Miami Rides The Wave As Art Basel And Surging Real Estate Attract The Billionaires
By Augustino Fontevecchia
Regardless of one’s preconceived notions, Art Basel Miami Beach has become an absolute success, helping to reposition the Sunshine State’s most famous city as a global destination for influencers, billionaires, and partygoers. With over 70,000 attendees at the main fair—which generated more than $20 million in revenue—and scores more flocking to one of the two dozen satellite fairs spread from South Beach to Wynwood, or just looking to escape the cold and hit the clubs, the establishment of a global art scene, added to an impressive resurgence in luxury real estate, have put Miami back on the map.
Miami’s version of Art Basel (known as ABMB for its initials) just wrapped up its 13th edition, and despite collapsing the city’s transportation system, it was a great success. According to the organizers, ABMB hosted 267 galleries from 31 countries, along with 73,000 visitors over the five days it operated. One report put the total value of art on sale at $3 billion (just to compare, a few weeks ago Christie’s and Sotheby’s sold more than $1.78 billion-worth of art in one weekat their marquee modern and post-war auctions in New York).
Looking specifically at ABMB, the figures look pretty good as well. While organizers MCH Group (which boasts annual revenues of nearly $500 million) make no money from the art sold at the fair—which is a private transaction between a gallerist and a collector—ABMB makes the bulk of its cash renting out booths, lights, and walls for galleries. Depending on location, booth rentals can cost around $50,000 before factoring in furniture and lighting, which boost the price to about $70,000. At that level, ABMB made an estimated $18.7 million from rentals. With tickets priced at $45 a piece, that’s another $3.3 million assuming all 73,000 visitors paid for admission. Excluding sponsorships—BMW was one of the major partners, sponsoring the event to show off their new i8 hybrids—revenue comes out to nearly $22 million.
Insiders agree the art market remains strong, as the New York auctions showed in November.

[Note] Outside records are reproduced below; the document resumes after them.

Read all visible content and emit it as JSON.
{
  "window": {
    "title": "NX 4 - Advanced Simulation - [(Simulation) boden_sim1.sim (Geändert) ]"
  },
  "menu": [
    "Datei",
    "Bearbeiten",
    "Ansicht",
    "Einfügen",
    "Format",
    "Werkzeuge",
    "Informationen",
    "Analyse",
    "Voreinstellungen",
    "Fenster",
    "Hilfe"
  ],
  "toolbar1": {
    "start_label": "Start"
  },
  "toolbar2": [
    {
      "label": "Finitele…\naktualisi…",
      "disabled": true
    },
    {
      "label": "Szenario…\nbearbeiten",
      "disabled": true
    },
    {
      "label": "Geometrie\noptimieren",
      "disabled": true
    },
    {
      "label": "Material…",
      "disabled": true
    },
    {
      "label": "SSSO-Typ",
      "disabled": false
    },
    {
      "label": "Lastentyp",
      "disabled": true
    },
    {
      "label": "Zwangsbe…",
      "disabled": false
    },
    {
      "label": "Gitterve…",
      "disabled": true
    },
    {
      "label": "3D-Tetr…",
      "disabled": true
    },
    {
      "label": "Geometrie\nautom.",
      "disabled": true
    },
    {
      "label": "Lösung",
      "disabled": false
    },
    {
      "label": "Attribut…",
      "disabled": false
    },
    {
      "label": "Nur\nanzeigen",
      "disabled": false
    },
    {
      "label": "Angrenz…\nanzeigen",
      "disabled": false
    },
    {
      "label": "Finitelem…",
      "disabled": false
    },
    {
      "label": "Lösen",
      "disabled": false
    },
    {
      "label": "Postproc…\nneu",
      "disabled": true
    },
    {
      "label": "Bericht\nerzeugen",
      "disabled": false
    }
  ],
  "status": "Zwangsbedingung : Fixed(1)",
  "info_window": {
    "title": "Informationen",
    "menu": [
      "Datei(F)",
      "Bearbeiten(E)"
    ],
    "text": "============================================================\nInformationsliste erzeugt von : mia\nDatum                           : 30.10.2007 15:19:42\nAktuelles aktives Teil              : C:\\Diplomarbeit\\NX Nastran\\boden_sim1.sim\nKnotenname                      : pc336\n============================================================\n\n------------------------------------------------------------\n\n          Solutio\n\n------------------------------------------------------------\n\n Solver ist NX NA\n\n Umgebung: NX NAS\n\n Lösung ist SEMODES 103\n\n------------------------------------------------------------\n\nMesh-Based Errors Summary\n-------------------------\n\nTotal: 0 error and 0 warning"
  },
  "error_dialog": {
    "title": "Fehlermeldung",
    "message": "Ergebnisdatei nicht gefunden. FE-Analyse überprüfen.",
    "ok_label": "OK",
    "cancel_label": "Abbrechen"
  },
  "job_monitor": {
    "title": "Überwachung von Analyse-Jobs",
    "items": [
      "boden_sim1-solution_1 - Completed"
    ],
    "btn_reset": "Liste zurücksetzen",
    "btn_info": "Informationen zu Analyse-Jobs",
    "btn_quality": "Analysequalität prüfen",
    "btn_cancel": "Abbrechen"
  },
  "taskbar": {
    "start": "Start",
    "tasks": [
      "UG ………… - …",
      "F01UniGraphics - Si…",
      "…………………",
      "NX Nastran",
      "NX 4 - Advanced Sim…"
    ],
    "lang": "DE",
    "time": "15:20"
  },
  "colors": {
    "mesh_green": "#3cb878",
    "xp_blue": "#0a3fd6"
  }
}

Pieces in Miami were being sold for the exorbitant prices the art market has been accustomed to lately, such as a $35 million Alexander Calder at Nahmad Galleries, and one of Andy Warhol’s iconic Mao’s for over $15 million on sale at Acquavella Galleries, according to Hollywood Reporter. The quality of the work was lauded, as well as its breadth, particularly at places like SCOPE, which focuses on emerging artists, and Wynwood Walls, where street art took center stage. “Everyone was very pleased, from galleries to attendees,” a person close to the organizers explained, noting the uptick in buyers from the Pacific Rim, and China, ahead of Art Basel Hong Kong next March.

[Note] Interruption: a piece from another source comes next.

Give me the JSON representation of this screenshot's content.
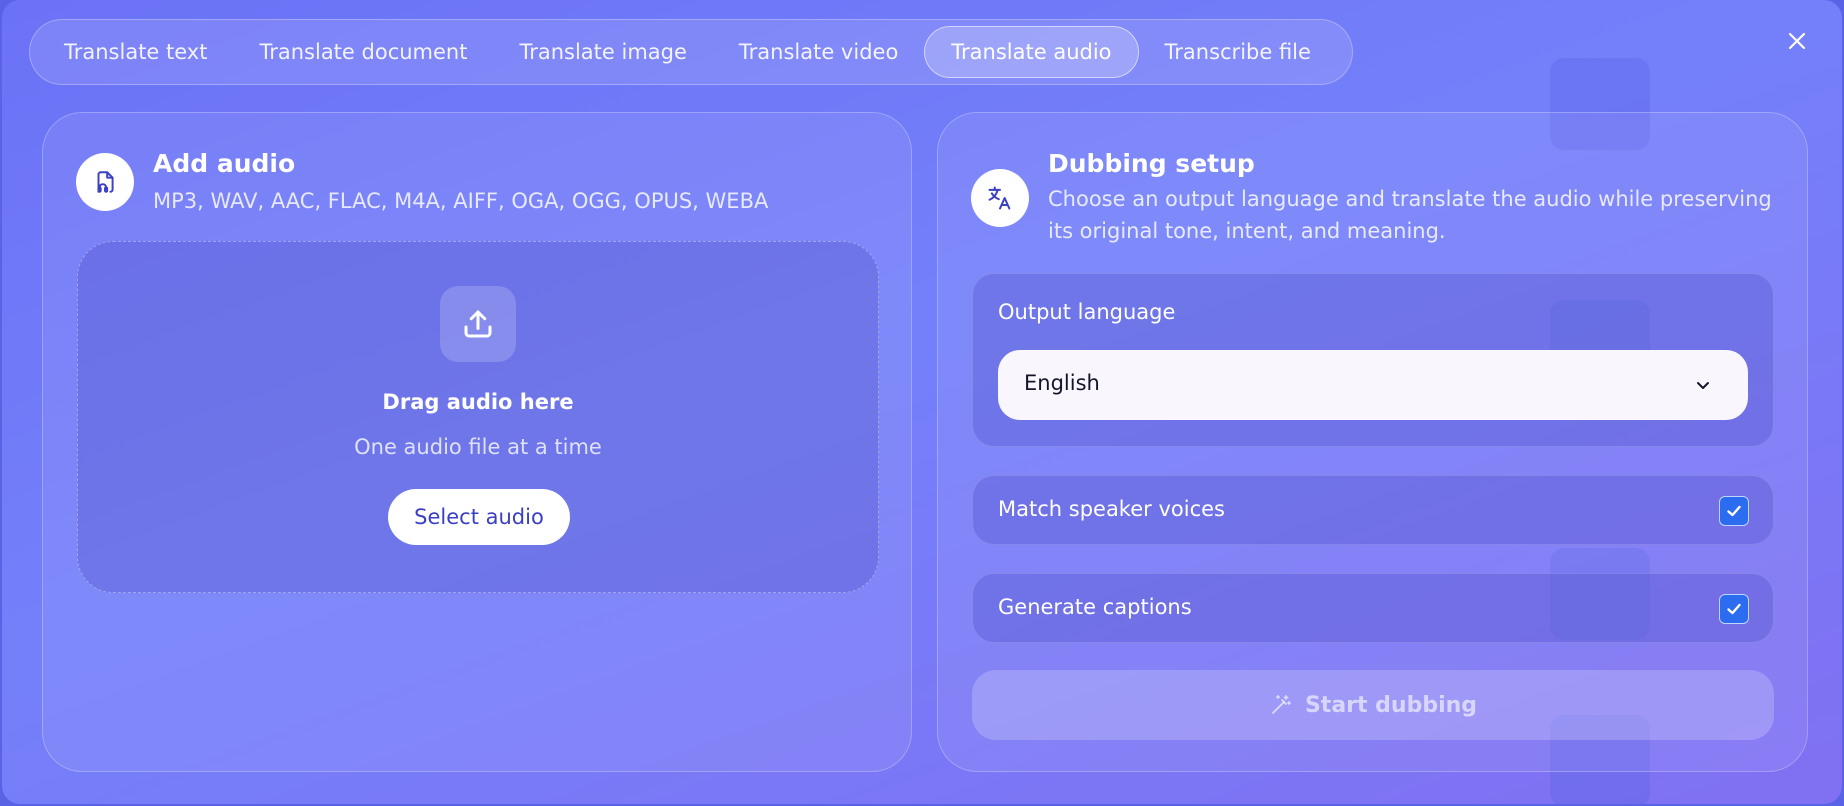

As the art attracts the art world, part of the allure of going to Miami has to do with the lifestyle opportunities. Beyond billionaires and hedge fund managers looking to snap up the latest piece by Jeff Koons—Steve Cohen was missed this year—celebrities and scenesters make their way from New York, LA, Europe, and Latin America to rock out. At a party hosted by Len Blavatnik along with Argentine developer Alan Faena and Ximena Caminos, billionaires Chris Burchcould be seen hanging out with the likes of film director Baz Luhrmann and hotelier Andre Balazs. And while that helps keep the jetsetters entertained, it’s also good when trying to sell a $50 million penthouse, something Faena and Blavatnik can attest to: the residential portion of their mega-project is essentially sold out, with the likes of Lloyd Blankfein and Larry Gagosian having staked their place at the Sir Norman Foster-designed tower. And it’s not just Faena: a few blocks up Collins Avenue, Oceana Developer Eduardo Costantini has a penthouse on the market for $30 million. The demand is there, and it’s not just from international buyers, as brokers have observed an increase in clients from New York and Miami.
What all of this ultimately means is that Miami has recovered, in great part, from the incredible hit it took during the financial crisis. While real estate prices haven’t returned to their pre-crisis levels (the S&P/Case-Shiller index puts them at 2004 levels), Miami has once again won the full approval of both the ultra-wealthy and the trendsetters, who are willing to spend serious money and endure endless traffic jams to get a piece of the action, be it art, real estate, or champagne.